October 21, 2003



Rail Gun or Space Elevator?

Finally someone is taking on this vital question. Jay Manifold of A Voyage to Arcturus has this to say on the subject:

The hint that space elevators and linear accelerators are economically complementary is correct. Space elevators can lift large, finished assemblies (with people in them if desired) at relatively long intervals (hours to days) and low accelerations; linear accelerators are best for inserting small amounts of raw materials into orbit at short intervals (seconds) and high accelerations.

This then raises an intriguing question: how long would a rail gun need to be in order to comfortably launch humans into orbit. Read the whole thing to find out.
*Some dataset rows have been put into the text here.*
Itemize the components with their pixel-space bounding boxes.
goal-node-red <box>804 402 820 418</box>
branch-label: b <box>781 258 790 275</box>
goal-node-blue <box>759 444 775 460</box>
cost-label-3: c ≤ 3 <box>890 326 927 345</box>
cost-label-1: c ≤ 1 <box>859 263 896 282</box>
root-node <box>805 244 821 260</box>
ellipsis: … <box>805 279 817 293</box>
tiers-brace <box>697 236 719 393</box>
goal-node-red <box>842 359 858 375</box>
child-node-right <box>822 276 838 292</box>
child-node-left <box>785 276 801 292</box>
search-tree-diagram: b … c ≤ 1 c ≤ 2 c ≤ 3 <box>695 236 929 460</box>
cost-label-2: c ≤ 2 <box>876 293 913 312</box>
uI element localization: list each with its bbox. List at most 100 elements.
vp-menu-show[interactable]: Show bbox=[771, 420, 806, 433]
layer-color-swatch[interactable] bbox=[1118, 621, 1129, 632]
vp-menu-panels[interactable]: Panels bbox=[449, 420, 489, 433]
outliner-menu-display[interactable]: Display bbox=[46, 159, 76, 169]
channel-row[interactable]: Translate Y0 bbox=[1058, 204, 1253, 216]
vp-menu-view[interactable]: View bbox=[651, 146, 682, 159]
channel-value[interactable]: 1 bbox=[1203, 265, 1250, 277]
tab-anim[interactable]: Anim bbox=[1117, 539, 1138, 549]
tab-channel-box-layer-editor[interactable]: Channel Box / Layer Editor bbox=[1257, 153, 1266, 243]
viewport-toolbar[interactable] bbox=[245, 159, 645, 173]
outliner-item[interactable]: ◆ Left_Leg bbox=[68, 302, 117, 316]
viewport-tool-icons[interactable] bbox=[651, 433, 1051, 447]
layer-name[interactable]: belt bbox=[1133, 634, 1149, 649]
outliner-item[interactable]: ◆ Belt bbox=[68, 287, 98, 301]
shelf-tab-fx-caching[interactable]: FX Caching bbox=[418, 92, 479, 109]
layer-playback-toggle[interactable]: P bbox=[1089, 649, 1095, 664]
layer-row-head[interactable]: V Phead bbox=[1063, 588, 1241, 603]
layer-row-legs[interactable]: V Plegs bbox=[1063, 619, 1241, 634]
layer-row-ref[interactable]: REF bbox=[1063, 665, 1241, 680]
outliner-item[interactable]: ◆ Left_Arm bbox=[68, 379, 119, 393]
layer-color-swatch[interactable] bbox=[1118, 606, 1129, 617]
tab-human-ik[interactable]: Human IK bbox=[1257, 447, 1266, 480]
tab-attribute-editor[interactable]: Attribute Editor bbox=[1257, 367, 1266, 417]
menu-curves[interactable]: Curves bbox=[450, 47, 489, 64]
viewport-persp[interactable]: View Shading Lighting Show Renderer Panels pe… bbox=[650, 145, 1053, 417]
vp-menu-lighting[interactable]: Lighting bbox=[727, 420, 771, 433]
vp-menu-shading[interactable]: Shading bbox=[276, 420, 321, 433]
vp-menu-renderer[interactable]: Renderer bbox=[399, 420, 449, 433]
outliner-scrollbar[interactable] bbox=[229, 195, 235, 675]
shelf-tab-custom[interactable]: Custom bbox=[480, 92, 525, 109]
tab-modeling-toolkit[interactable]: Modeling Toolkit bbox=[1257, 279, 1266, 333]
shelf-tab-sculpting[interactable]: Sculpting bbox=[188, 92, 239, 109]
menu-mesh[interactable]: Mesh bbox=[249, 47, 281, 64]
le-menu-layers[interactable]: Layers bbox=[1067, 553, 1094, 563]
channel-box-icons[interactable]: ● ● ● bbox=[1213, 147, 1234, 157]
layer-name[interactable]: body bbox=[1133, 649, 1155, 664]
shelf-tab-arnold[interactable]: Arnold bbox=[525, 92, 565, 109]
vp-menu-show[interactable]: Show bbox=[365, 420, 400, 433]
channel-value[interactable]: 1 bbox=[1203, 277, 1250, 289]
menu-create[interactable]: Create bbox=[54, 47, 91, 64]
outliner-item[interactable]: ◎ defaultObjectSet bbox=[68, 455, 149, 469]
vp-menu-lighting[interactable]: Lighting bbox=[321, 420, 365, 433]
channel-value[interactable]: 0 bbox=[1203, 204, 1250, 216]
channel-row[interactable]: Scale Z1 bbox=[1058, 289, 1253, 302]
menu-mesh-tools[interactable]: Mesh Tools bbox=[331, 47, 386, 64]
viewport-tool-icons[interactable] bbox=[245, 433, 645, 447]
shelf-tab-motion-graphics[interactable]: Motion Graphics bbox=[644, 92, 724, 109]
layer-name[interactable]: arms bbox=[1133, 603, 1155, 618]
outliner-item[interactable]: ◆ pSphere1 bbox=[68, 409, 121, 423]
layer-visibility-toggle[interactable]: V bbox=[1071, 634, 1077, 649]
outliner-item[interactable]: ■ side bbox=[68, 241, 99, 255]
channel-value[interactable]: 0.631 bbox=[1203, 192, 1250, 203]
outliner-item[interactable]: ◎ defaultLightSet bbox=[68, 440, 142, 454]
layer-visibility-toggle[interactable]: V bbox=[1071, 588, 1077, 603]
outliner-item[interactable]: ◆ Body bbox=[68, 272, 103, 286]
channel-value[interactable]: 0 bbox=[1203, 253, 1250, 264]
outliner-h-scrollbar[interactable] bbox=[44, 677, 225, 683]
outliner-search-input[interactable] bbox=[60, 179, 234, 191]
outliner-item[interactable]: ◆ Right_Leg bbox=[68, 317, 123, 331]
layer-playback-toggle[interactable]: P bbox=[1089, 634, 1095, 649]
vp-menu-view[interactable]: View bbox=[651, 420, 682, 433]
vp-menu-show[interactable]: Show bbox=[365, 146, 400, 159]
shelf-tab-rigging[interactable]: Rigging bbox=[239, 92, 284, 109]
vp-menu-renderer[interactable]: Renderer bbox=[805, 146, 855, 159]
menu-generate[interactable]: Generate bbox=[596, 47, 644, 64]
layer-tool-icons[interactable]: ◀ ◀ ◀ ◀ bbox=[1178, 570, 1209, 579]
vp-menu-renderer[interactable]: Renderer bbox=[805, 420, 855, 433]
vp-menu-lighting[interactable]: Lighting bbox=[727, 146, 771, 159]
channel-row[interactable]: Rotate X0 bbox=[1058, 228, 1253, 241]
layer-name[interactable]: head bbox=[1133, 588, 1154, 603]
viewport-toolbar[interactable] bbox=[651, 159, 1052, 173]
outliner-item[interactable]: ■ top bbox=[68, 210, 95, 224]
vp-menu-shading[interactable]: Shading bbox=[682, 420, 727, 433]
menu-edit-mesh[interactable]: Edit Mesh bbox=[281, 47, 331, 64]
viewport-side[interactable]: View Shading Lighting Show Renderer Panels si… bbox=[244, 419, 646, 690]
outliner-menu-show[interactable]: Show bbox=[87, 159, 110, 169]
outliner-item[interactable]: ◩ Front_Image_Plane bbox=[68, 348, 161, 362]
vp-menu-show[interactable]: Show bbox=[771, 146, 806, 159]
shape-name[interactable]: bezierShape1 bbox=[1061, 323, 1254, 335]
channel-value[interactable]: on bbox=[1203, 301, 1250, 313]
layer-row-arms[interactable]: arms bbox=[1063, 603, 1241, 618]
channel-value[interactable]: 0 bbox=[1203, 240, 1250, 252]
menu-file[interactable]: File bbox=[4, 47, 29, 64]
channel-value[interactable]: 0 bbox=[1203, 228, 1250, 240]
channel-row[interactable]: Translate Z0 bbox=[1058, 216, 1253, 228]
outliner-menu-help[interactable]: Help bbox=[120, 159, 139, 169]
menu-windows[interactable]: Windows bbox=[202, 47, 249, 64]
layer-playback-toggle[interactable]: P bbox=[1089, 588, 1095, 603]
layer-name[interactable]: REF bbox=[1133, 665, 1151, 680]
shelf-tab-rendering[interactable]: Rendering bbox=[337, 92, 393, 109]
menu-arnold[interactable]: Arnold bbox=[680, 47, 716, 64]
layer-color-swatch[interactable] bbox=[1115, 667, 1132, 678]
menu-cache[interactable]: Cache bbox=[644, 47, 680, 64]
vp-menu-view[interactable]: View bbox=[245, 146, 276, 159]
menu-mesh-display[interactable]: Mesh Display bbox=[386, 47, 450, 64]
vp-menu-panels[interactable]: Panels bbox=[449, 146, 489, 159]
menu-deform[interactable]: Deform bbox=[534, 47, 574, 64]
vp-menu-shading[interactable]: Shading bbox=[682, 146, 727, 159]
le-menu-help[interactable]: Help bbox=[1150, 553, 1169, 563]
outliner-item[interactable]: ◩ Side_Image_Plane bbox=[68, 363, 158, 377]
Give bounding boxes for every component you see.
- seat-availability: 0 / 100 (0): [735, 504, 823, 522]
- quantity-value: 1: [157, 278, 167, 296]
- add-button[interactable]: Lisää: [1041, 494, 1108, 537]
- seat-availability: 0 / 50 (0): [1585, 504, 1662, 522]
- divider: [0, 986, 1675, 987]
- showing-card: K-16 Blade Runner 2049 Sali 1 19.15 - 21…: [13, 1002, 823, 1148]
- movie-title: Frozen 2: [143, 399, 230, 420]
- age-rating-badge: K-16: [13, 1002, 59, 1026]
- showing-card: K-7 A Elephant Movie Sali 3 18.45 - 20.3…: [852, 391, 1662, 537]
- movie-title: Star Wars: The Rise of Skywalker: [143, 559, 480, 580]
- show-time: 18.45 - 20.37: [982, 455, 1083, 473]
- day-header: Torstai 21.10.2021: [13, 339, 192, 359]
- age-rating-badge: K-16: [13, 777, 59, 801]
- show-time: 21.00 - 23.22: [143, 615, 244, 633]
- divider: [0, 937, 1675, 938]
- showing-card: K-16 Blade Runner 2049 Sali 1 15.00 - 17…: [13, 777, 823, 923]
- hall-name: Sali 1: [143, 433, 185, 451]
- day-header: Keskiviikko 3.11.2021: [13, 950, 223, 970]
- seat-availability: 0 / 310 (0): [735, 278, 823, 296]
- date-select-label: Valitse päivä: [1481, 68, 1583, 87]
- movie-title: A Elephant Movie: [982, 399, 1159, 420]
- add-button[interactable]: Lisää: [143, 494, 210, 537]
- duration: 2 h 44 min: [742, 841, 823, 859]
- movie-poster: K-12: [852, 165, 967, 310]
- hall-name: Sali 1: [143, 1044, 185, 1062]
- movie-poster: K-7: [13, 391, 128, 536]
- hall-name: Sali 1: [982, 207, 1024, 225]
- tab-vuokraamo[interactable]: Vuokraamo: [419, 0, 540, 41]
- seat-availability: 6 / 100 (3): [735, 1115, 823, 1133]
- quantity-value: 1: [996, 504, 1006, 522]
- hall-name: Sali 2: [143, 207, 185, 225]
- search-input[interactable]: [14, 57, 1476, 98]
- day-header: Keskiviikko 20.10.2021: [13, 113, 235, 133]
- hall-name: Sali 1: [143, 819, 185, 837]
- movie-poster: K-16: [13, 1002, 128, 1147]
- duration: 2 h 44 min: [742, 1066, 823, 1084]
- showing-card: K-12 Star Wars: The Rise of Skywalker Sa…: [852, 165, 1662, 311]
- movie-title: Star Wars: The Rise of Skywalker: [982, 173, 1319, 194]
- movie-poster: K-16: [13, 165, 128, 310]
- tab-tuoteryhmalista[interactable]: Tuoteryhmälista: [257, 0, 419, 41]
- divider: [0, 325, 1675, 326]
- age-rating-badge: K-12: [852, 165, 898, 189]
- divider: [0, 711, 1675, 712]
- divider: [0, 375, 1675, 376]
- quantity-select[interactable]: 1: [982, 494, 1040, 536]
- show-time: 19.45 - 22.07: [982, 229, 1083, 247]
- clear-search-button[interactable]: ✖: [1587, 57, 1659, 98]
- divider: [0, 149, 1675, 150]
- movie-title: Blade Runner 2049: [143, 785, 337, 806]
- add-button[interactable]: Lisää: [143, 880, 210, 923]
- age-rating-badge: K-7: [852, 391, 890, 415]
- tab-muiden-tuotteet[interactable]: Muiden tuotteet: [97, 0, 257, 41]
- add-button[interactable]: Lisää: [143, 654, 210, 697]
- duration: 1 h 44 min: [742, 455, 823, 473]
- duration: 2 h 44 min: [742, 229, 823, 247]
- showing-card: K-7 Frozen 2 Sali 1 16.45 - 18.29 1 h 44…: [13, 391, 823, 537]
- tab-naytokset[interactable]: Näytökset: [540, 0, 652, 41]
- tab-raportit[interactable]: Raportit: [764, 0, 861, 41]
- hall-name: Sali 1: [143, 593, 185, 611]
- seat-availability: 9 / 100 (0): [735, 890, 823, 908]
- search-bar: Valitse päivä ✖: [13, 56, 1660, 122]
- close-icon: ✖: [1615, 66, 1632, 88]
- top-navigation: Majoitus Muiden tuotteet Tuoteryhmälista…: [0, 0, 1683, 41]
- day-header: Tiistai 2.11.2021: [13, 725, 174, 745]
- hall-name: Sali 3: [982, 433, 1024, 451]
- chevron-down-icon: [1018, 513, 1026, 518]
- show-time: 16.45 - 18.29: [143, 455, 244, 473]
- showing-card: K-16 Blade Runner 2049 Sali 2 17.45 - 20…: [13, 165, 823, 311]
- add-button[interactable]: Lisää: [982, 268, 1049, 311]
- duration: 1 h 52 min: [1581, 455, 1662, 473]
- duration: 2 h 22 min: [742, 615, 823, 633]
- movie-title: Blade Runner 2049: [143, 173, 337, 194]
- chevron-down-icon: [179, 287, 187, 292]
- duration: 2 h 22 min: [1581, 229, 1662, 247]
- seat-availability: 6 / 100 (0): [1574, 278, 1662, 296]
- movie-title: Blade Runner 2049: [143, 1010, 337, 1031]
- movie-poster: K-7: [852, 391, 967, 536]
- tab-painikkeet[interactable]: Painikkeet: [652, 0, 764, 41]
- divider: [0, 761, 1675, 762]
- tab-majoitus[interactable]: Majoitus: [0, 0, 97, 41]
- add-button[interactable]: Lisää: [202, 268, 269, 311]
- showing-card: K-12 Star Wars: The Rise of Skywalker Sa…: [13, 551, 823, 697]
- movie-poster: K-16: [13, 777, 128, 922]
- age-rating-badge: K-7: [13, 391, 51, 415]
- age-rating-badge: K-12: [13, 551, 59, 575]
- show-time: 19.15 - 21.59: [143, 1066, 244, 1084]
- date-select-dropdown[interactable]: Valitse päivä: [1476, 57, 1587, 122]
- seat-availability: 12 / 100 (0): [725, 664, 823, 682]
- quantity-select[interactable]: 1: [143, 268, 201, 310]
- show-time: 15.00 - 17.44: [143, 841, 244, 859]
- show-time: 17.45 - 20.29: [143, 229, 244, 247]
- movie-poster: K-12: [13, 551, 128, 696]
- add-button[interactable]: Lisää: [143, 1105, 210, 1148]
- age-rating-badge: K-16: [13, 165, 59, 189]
But if you don't follow along and do all the math, you're cheating!

Posted by Phil at October 21, 2003 01:58 PM | TrackBack
Comments

Frankly, I don't care how it gets up there as long as it's cheap and reliable. Maybe you can't have both, but we ought to try first.

Posted by: Karl Hallowell at October 24, 2003 05:00 AM

Now let's take those calculations, and go at the ultimate goal from another direction. If one builds a railgun to the longest practical length, and uses it to apply an appropriate acceleration to a rocket capable of boosting to orbital velocity, how would this modify the fuel/payload balance?